Modern technology is amazing and staying up to date with it gives us a whole new lease of life. I'm not a technical person but have found all things "Apple" whilst more expensive are so user friendly that they're a breath of fresh air
good idea with the phone. mine is not fancy but it does have an alarm clock i just found a few weeks ago. giggle. i will do that.
dang sis. i'd be up a creek if i had to climb thru a window. thanks for the chuckles, i could just see it all in my mind and it is funny.
sorry you had a rough day glojer. hope today is better.
i forgot to take one med yesterday afternoon and had a rough nite. remembered at 6 and said to self, too late and not feeling too bad. skip it. wrong idea. oops! giggle.
hey sweet, thanks for the confidence shot. you are right, i will find a balance and be fine.
wow, i am a grump this morning. what a yucky feeling! decided to take today off and take the muscle relaxer that knocks me out. that way i can have a lovely afternoon and evening later.
it's a foggy cool morning and i hear my hot tub calling out to me. good idea. floating does feel so good.
one of my gdots is coming tomorrow with her boy friend to sleep over and hang out. so glad some of my gkids are old enough i don't have to fake it in front of them. well, not as much as i do the little ones. giggle.
i was going to say something and totally lost it. time to go. giggle.
nope, still gone. oh well. giggle.
Blue, glad you will have the company of your gkids. Yes, them being older and not having to fake it is nice. Funny story about my oldest gkid J. who is 9yrs. Yesterday we were looking in his book of bugs and he started reading and commenting on the tick and that you can get a disease from them. I told him that some people are diagnosed with my disease when they really have lyme disease from the tick. He said what disease do you have.....I said fibromyalgia and Connective Tissue Disease. He got the most puzzled look on his face and said....I don't understand, how can you have a disease against tissues.....! Tissue to him is a tissue for your nose.
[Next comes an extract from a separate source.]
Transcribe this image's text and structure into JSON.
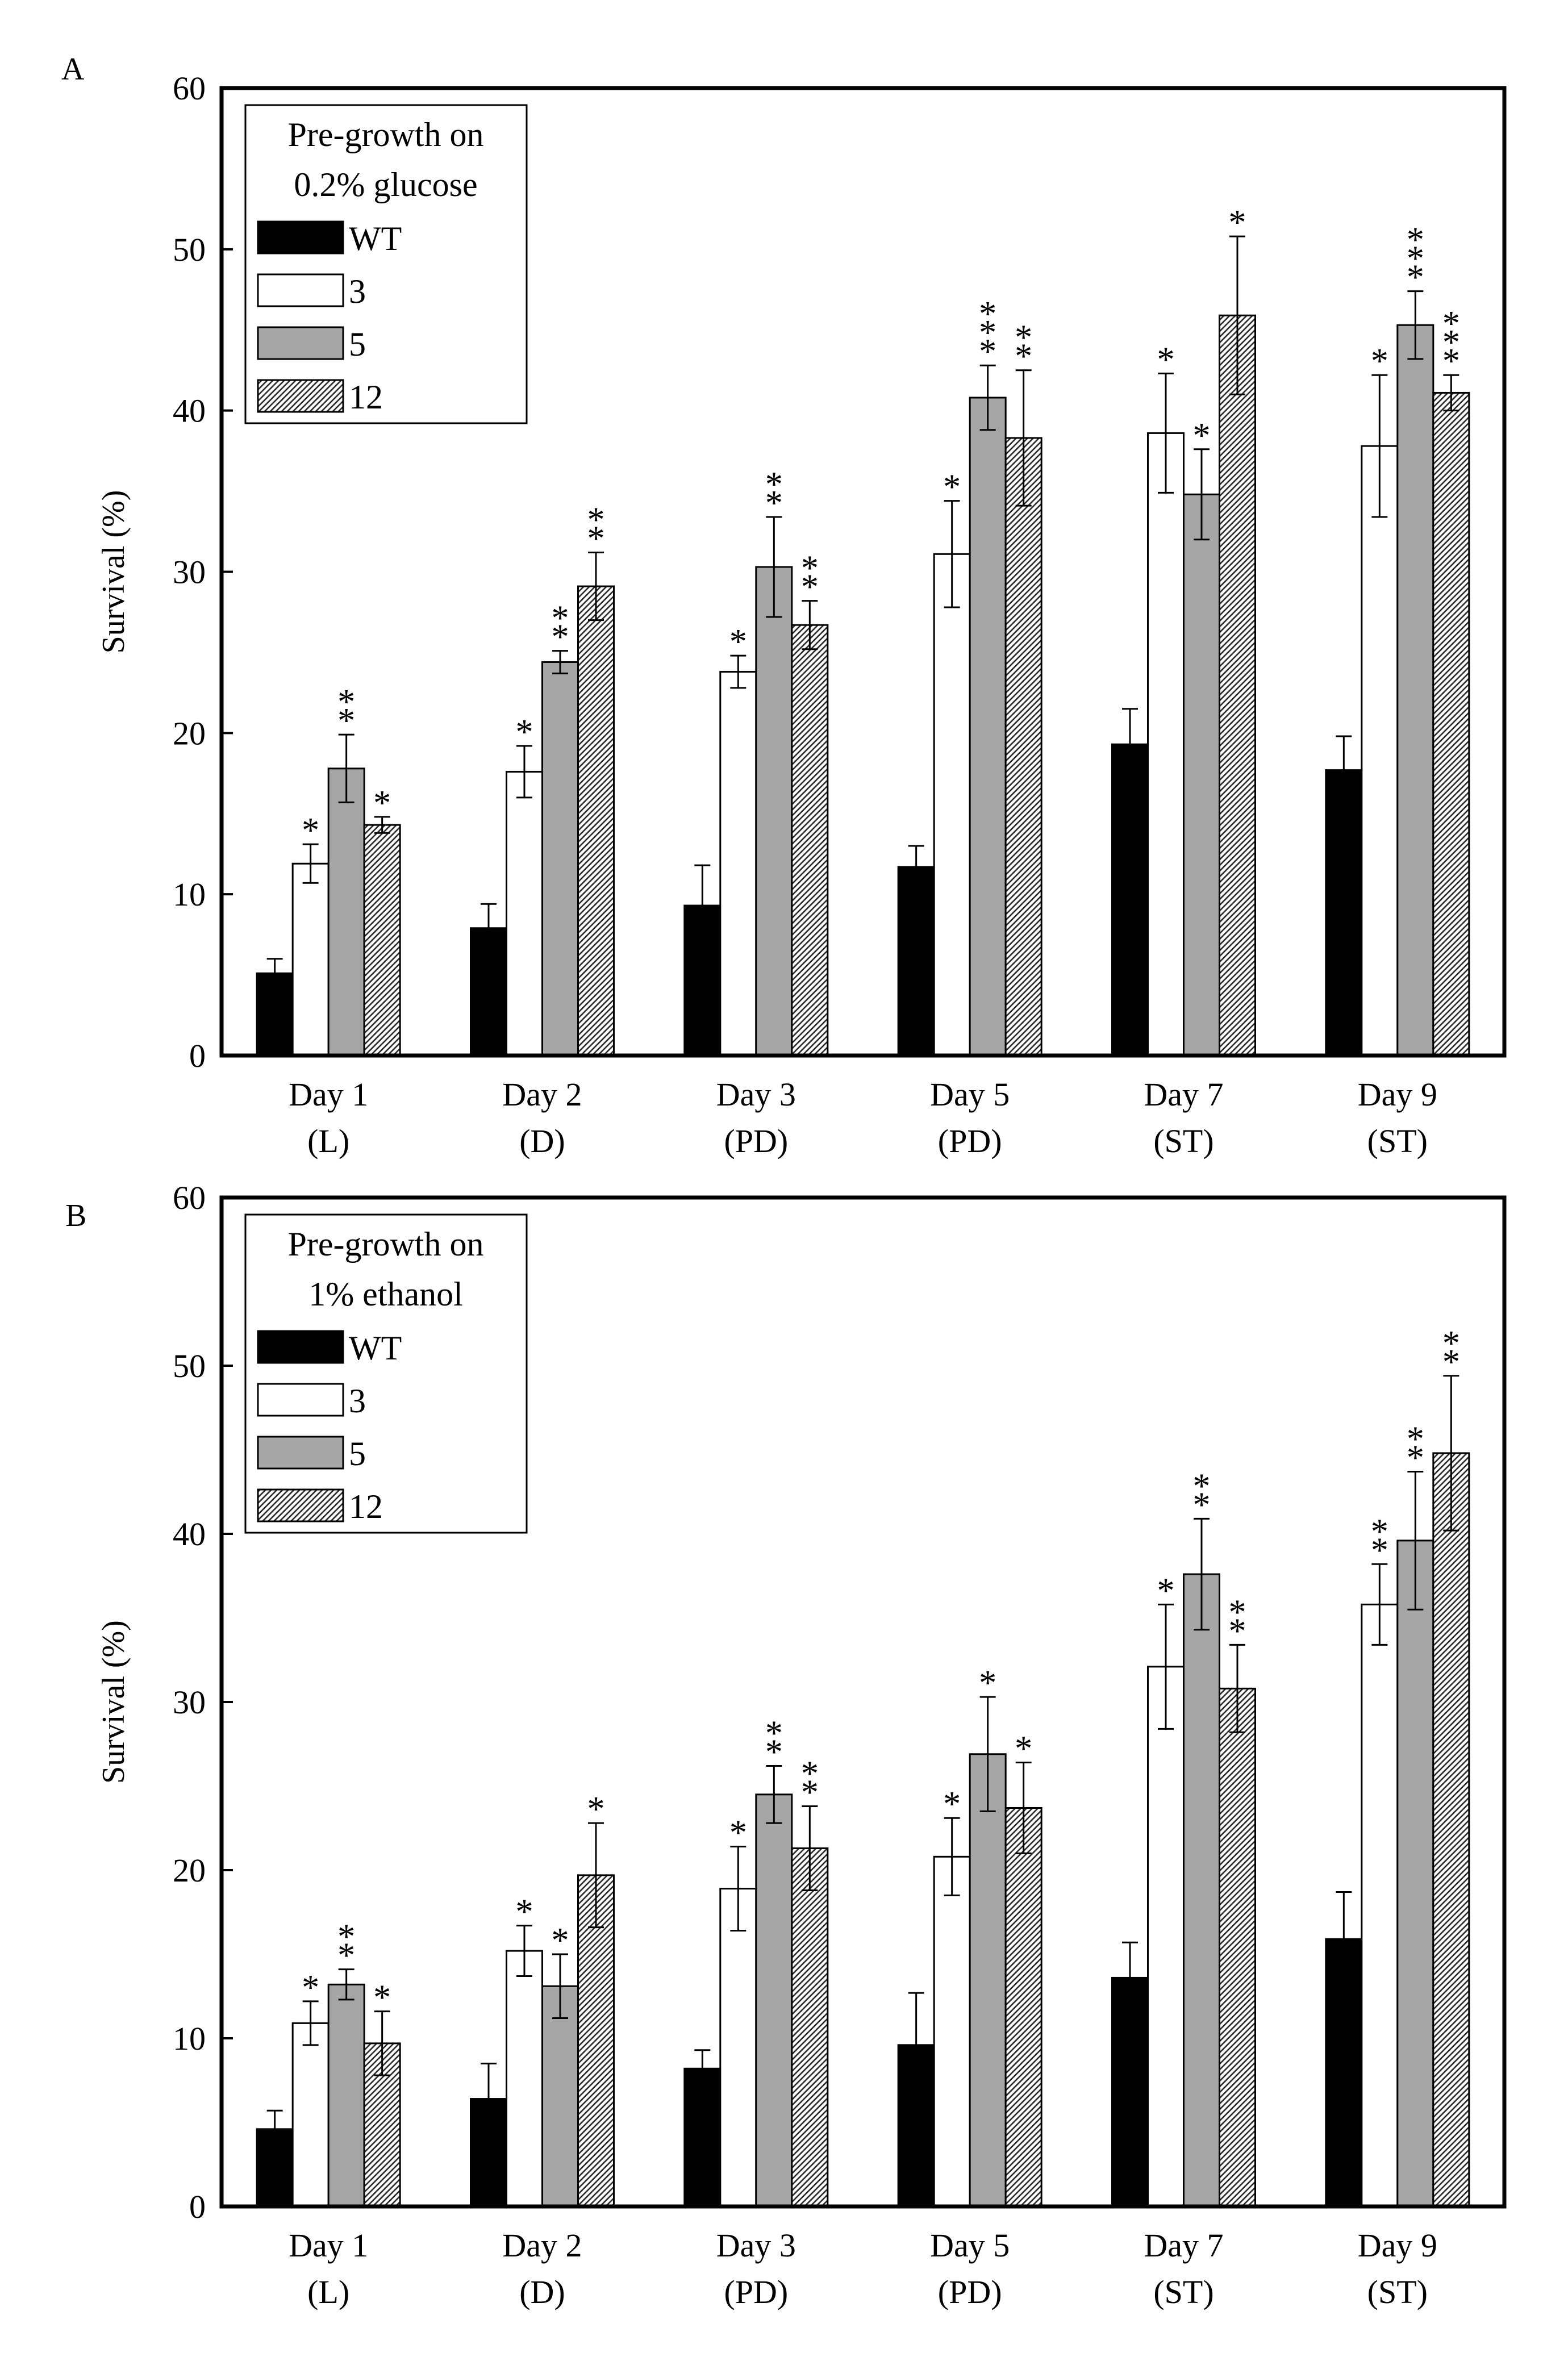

I thought the innocents of children. I gave him a brief answer and he was satisfied. I continued to bounce the 2mo. old on my lap, keep looking at bugs and making the appropriate .... really... oh yes,.....that's yucky comments while he kept talking. All the while I was trying to get the 3yr. old to stop saying watch this and jumping off the arm of the sofa and doing belly flops and falling backward on the cushions to get his attention.
Fibro....what fibro!!!!! I would have sent them outside to play but we have a heat wave, it is over 100 degrees during the day now. J. said they fried an egg on the driveway Thur. when it was 108. I said did it really fry, he said yes and then Holly (the dog) ate it. Never a dull moment.